Mereka ada di warung itu hampir satu jam. Mereka membicarakan banyak hal lain, Intan yang lebih banyak bercerita. Perlahan tapi pasti, Intan mulai merasa makin nyaman dengan pria yang ada di sampingnya kini. Sebentuk harapan mulai tumbuh dalam hatinya.

HENDRA mengajak Intan melihat-lihat kota Batu. Intan menyukai suasana kota ini. Banyak orang yang berdatangan kemari. Hendra menceritakan beberapa tempat wisata yang terkenal seperti Jatim Park I dan II, Batu Night Spectacular (BNS), Agro Wisata, dan air terjun Coban Rondo.
Setelah berkeliling kota hampir sejam, mereka berhenti di tepi sebuah jalan yang hendak menuju ke gunung Panderman. Mereka berhenti di tepi jalan, Hendra duduk bersandar di kursi sepeda motornya.
"Di sini pemandangannya juga bagus! Enggak kalah dari warung yang tadi. Keren banget ya kota ini!" kata Intan.
"Ya, kota di kaki bukit memang rata-rata punya pemandangan bagus seperti ini. Kita sekarang ada di jalan yang sering dilewati para pendaki gunung. Di sebelah sana," kata Hendra sambil menunjuk ke arah barat, "ada air terjun Coban Rondo. Kalau kamu mau, besok kita melihatnya."

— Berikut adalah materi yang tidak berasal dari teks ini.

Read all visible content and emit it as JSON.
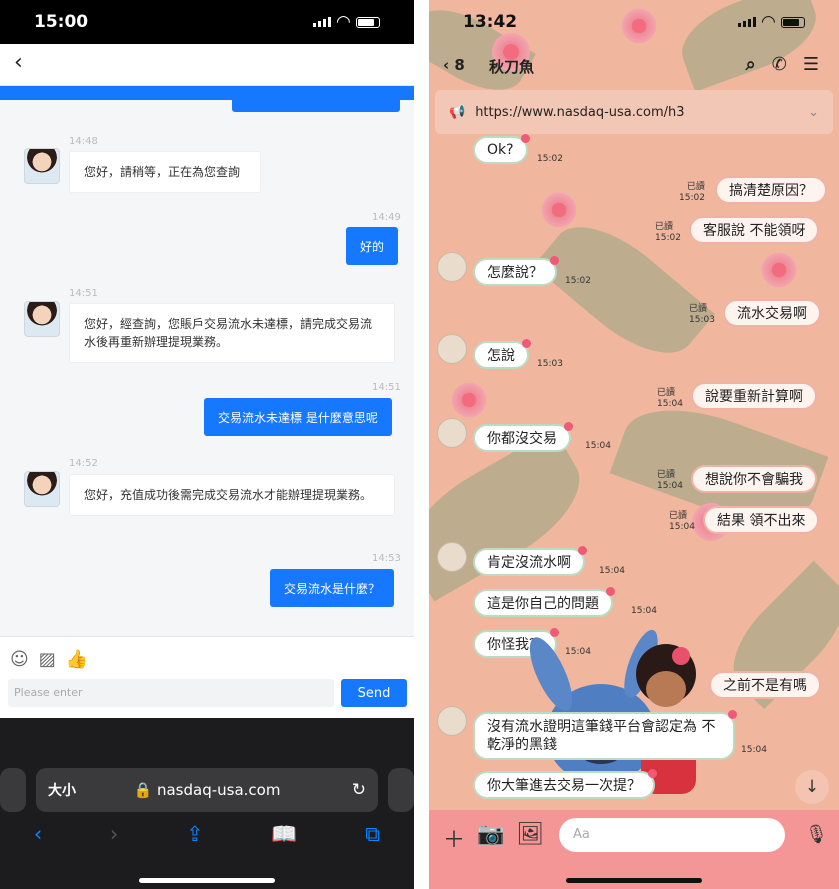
{
  "left": {
    "status_time": "15:00",
    "back_icon": "chevron-left-icon",
    "messages": [
      {
        "time": "14:48",
        "text": "您好，請稍等，正在為您查詢"
      },
      {
        "time": "14:49",
        "text": "好的"
      },
      {
        "time": "14:51",
        "text": "您好，經查詢，您賬戶交易流水未達標，請完成交易流水後再重新辦理提現業務。"
      },
      {
        "time": "14:51",
        "text": "交易流水未達標 是什麼意思呢"
      },
      {
        "time": "14:52",
        "text": "您好，充值成功後需完成交易流水才能辦理提現業務。"
      },
      {
        "time": "14:53",
        "text": "交易流水是什麼？"
      }
    ],
    "toolbar_icons": [
      "emoji-icon",
      "image-icon",
      "thumbs-up-icon"
    ],
    "input_placeholder": "Please enter",
    "send_label": "Send",
    "safari": {
      "aa": "大小",
      "url": "nasdaq-usa.com"
    },
    "accent": "#1677ff"
  },
  "right": {
    "status_time": "13:42",
    "back_count": "8",
    "title": "秋刀魚",
    "announcement": "https://www.nasdaq-usa.com/h3",
    "read_label": "已讀",
    "messages": [
      {
        "side": "in",
        "text": "Ok?",
        "time": "15:02"
      },
      {
        "side": "out",
        "text": "搞清楚原因？",
        "time": "15:02"
      },
      {
        "side": "out",
        "text": "客服說 不能領呀",
        "time": "15:02"
      },
      {
        "side": "in",
        "text": "怎麼說？",
        "time": "15:02"
      },
      {
        "side": "out",
        "text": "流水交易啊",
        "time": "15:03"
      },
      {
        "side": "in",
        "text": "怎說",
        "time": "15:03"
      },
      {
        "side": "out",
        "text": "說要重新計算啊",
        "time": "15:04"
      },
      {
        "side": "in",
        "text": "你都沒交易",
        "time": "15:04"
      },
      {
        "side": "out",
        "text": "想說你不會騙我",
        "time": "15:04"
      },
      {
        "side": "out",
        "text": "結果 領不出來",
        "time": "15:04"
      },
      {
        "side": "in",
        "text": "肯定沒流水啊",
        "time": "15:04"
      },
      {
        "side": "in",
        "text": "這是你自己的問題",
        "time": "15:04"
      },
      {
        "side": "in",
        "text": "你怪我？",
        "time": "15:04"
      },
      {
        "side": "out",
        "text": "之前不是有嗎",
        "time": ""
      },
      {
        "side": "in",
        "text": "沒有流水證明這筆錢平台會認定為 不乾淨的黑錢",
        "time": "15:04"
      },
      {
        "side": "in",
        "text": "你大筆進去交易一次提？",
        "time": ""
      }
    ],
    "input_placeholder": "Aa",
    "bubble_border": "#b9dcc2",
    "footer_color": "#f49596"
  }
}
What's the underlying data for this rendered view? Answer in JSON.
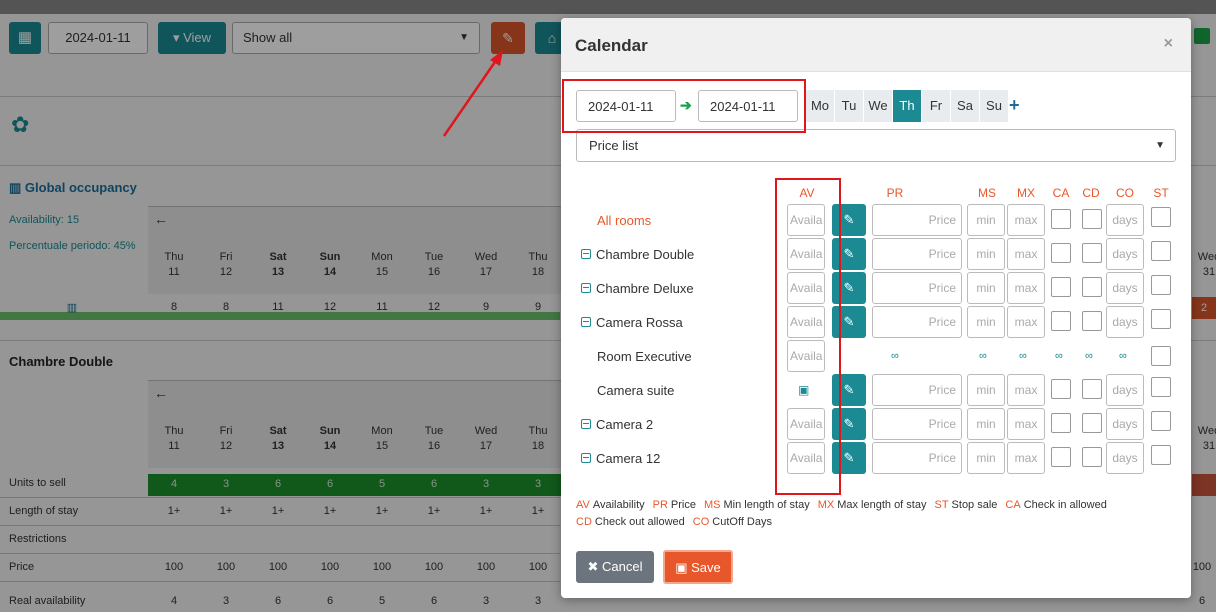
{
  "toolbar": {
    "calendar_icon": "calendar-icon",
    "date": "2024-01-11",
    "view_label": "▾ View",
    "filter_value": "Show all",
    "edit_icon": "edit-icon",
    "gift_icon": "gift-icon"
  },
  "background": {
    "global_title": "Global occupancy",
    "availability": "Availability: 15",
    "percentage": "Percentuale periodo: 45%",
    "days": [
      {
        "dow": "Thu",
        "day": "11",
        "weekend": false
      },
      {
        "dow": "Fri",
        "day": "12",
        "weekend": false
      },
      {
        "dow": "Sat",
        "day": "13",
        "weekend": true
      },
      {
        "dow": "Sun",
        "day": "14",
        "weekend": true
      },
      {
        "dow": "Mon",
        "day": "15",
        "weekend": false
      },
      {
        "dow": "Tue",
        "day": "16",
        "weekend": false
      },
      {
        "dow": "Wed",
        "day": "17",
        "weekend": false
      },
      {
        "dow": "Thu",
        "day": "18",
        "weekend": false
      }
    ],
    "right_day": {
      "dow": "Wed",
      "day": "31"
    },
    "occupancy": [
      "8",
      "8",
      "11",
      "12",
      "11",
      "12",
      "9",
      "9"
    ],
    "right_occupancy": "2",
    "section_title": "Chambre Double",
    "row_labels": [
      "Units to sell",
      "Length of stay",
      "Restrictions",
      "Price",
      "Real availability"
    ],
    "units_to_sell": [
      "4",
      "3",
      "6",
      "6",
      "5",
      "6",
      "3",
      "3"
    ],
    "length_of_stay": [
      "1+",
      "1+",
      "1+",
      "1+",
      "1+",
      "1+",
      "1+",
      "1+"
    ],
    "price": [
      "100",
      "100",
      "100",
      "100",
      "100",
      "100",
      "100",
      "100"
    ],
    "real_availability": [
      "4",
      "3",
      "6",
      "6",
      "5",
      "6",
      "3",
      "3"
    ],
    "right_edge_extra": {
      "price": "100",
      "real_availability": "6"
    }
  },
  "modal": {
    "title": "Calendar",
    "close": "×",
    "date_from": "2024-01-11",
    "date_to": "2024-01-11",
    "weekdays": [
      {
        "label": "Mo",
        "active": false
      },
      {
        "label": "Tu",
        "active": false
      },
      {
        "label": "We",
        "active": false
      },
      {
        "label": "Th",
        "active": true
      },
      {
        "label": "Fr",
        "active": false
      },
      {
        "label": "Sa",
        "active": false
      },
      {
        "label": "Su",
        "active": false
      }
    ],
    "add": "+",
    "pricelist": "Price list",
    "columns": {
      "av": "AV",
      "pr": "PR",
      "ms": "MS",
      "mx": "MX",
      "ca": "CA",
      "cd": "CD",
      "co": "CO",
      "st": "ST"
    },
    "placeholders": {
      "av": "Availa",
      "price": "Price",
      "min": "min",
      "max": "max",
      "days": "days"
    },
    "rooms": [
      {
        "name": "All rooms",
        "kind": "all"
      },
      {
        "name": "Chambre Double",
        "kind": "group"
      },
      {
        "name": "Chambre Deluxe",
        "kind": "group"
      },
      {
        "name": "Camera Rossa",
        "kind": "group"
      },
      {
        "name": "Room Executive",
        "kind": "linked"
      },
      {
        "name": "Camera suite",
        "kind": "suite"
      },
      {
        "name": "Camera 2",
        "kind": "group"
      },
      {
        "name": "Camera 12",
        "kind": "group"
      }
    ],
    "legend": [
      {
        "key": "AV",
        "text": "Availability"
      },
      {
        "key": "PR",
        "text": "Price"
      },
      {
        "key": "MS",
        "text": "Min length of stay"
      },
      {
        "key": "MX",
        "text": "Max length of stay"
      },
      {
        "key": "ST",
        "text": "Stop sale"
      },
      {
        "key": "CA",
        "text": "Check in allowed"
      },
      {
        "key": "CD",
        "text": "Check out allowed"
      },
      {
        "key": "CO",
        "text": "CutOff Days"
      }
    ],
    "cancel_label": "Cancel",
    "save_label": "Save"
  }
}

"Boleh, Mas. Besok aku libur kok. Tapi, kita pulang dulu ke Malang kan?"
"Mau menginap di sini juga enggak apa-apa," kata Hendra sambil menyalakan korek, menyulut rokoknya. "Aku punya sepupu yang rumahnya kosong. Kita bisa menginap di sana kalau mau."
"Wah, jangan."
"Kenapa, Tan?"
"Kan... di sana enggak ada orang. Masa cuma kita berdua?"
"Oh, enggak gitu, Tan," kata Hendra dengan nada bicara yang berusaha menenangkan. "Ada pembantu yang tinggal di rumah itu kok. Kadang, sepupuku juga tinggal di situ."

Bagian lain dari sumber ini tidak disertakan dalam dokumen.